Children will like the fact that the second-row seats are set higher than the front seats, and the third row is higher again. The middle-row seats can be had with built-in booster cushions which flip up as needed. The sliding doors make all rows easy to reach, and there's the option of electric tailgate-opening for the terminally lazy. Another, worthier, option is a retractable tow-hook which disappears under the rear valance, and you can have a panoramic glass roof.

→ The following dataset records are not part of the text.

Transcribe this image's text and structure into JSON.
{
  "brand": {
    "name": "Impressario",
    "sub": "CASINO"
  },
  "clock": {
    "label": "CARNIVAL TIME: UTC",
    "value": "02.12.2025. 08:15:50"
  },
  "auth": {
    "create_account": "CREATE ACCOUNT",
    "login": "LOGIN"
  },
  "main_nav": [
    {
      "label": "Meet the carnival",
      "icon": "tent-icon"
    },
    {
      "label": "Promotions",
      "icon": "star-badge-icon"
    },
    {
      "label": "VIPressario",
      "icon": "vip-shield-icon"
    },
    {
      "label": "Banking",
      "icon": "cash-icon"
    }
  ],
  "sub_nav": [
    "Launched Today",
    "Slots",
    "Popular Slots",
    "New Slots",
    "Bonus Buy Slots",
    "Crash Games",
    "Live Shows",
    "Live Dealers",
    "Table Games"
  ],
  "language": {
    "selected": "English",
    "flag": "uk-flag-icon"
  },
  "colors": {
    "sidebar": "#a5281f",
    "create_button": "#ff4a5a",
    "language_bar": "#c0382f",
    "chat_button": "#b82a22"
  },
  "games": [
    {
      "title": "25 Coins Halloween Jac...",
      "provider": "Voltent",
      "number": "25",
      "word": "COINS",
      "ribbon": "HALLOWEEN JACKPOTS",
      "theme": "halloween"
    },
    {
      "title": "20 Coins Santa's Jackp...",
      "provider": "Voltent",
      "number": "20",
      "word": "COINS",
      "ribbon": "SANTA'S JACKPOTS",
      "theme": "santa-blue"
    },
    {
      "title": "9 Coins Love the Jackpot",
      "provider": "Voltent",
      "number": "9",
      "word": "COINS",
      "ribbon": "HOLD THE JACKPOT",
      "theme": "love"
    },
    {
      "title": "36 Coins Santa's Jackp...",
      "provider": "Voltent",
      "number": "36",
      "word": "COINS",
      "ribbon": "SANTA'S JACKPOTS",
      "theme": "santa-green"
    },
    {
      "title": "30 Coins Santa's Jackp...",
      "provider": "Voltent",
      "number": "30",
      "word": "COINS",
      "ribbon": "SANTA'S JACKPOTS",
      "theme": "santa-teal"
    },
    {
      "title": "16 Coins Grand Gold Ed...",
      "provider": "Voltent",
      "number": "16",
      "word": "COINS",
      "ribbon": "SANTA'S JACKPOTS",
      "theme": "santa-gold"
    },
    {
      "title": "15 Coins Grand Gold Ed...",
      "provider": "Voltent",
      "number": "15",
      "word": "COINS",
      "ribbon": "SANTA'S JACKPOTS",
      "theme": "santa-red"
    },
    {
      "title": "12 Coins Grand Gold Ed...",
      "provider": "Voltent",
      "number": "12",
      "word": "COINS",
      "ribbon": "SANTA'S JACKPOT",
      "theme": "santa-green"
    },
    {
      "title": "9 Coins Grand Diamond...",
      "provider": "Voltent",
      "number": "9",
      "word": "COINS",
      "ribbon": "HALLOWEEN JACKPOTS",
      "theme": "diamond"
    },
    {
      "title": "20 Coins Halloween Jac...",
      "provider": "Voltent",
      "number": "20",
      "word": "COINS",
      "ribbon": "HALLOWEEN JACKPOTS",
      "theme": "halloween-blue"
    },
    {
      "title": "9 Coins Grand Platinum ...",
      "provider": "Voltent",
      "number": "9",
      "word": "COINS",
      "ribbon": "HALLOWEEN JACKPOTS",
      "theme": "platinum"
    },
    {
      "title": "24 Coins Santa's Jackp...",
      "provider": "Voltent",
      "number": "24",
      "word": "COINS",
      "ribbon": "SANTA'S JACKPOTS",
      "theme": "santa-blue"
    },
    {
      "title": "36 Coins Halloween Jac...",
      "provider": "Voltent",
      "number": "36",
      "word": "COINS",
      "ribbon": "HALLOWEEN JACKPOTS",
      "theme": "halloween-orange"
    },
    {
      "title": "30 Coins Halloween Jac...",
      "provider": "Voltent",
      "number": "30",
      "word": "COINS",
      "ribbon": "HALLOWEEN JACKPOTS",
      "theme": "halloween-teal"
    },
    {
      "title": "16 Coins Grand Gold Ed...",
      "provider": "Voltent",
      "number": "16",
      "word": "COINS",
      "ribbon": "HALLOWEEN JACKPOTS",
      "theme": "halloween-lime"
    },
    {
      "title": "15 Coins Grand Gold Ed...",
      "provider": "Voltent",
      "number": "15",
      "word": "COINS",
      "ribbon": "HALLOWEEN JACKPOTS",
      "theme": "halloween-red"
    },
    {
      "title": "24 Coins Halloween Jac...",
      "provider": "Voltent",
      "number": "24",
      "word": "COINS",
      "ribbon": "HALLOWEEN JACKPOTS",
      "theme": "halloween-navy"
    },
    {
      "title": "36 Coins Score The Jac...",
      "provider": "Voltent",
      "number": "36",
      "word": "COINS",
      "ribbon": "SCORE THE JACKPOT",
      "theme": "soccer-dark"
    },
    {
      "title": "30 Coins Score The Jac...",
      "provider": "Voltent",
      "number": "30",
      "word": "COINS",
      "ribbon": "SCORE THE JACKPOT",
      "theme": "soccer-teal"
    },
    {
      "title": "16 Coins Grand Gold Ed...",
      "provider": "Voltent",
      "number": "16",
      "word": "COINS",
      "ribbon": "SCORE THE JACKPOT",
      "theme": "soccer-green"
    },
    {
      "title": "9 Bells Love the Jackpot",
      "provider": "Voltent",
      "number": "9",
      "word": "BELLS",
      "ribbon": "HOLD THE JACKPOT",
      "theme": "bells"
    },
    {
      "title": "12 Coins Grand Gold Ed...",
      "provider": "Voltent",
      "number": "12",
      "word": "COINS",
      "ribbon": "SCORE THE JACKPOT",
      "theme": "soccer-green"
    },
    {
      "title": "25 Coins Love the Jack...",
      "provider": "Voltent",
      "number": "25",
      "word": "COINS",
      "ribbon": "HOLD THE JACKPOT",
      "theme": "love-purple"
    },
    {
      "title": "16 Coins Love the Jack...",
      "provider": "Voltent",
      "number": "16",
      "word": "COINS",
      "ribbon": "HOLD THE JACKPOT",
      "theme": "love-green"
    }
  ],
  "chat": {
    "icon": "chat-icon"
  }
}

After the guided tour, the drive. I expected something a little clumsy, and I had mentally placed the Yorkie Bar and The Sun on the dashboard. Expectation denied: the Alhambra proves to be a remarkably lithe drive. It's big and bulky, of course, but it turns smoothly into corners, it hangs on to the road and soaks up bumps beautifully.

Let me qualify that. For suppleness and minimal aural intrusion, you need the 1.4-litre, turbo- and supercharged petrol Alhambra, with 150bhp and a smooth, strong delivery of that power. This lightweight engine allows softer front suspension, hence the smoother ride, and the fact that such a small engine can pull the Alhambra with such spirit is a miracle of downsizing technology. Most buyers, however, will probably choose one of the 2.0-litre turbodiesels, with 140bhp or 170bhp. I tried the latter, with the optional six-speed, double-clutch, paddle-shift gearbox which works well in this application. This Alhambra felt punchier than the 1.4-litre, petrol car, but was noisier and bumpier.

Better to go for the petrol version, then, still low on CO2 and more pleasant to drive. That means very pleasant indeed, and not just by the standards of a minibus. Just don't expect to make any friends in the Waitrose car park.

The Rivals

Ford Galaxy 2.0: from £22,945

Joint class-leader with Alhambra/Sharan, no longer joint venture with VW. Roomy, good to drive, but expensive. No sliding doors.

Peugeot 807 2.0 HDi: from £23,795

Old now but dashboard still futuristic. Roomy, lacks Alhambra's driving appeal, modest pace from 120bhp diesel engine. Has sliding doors.

Renault Grand Espace 2.0: £21,450

Sole petrol-fuelled Espace has 136bhp. No beauty but functional and individual-looking. Comfortable and refined, getting dated now.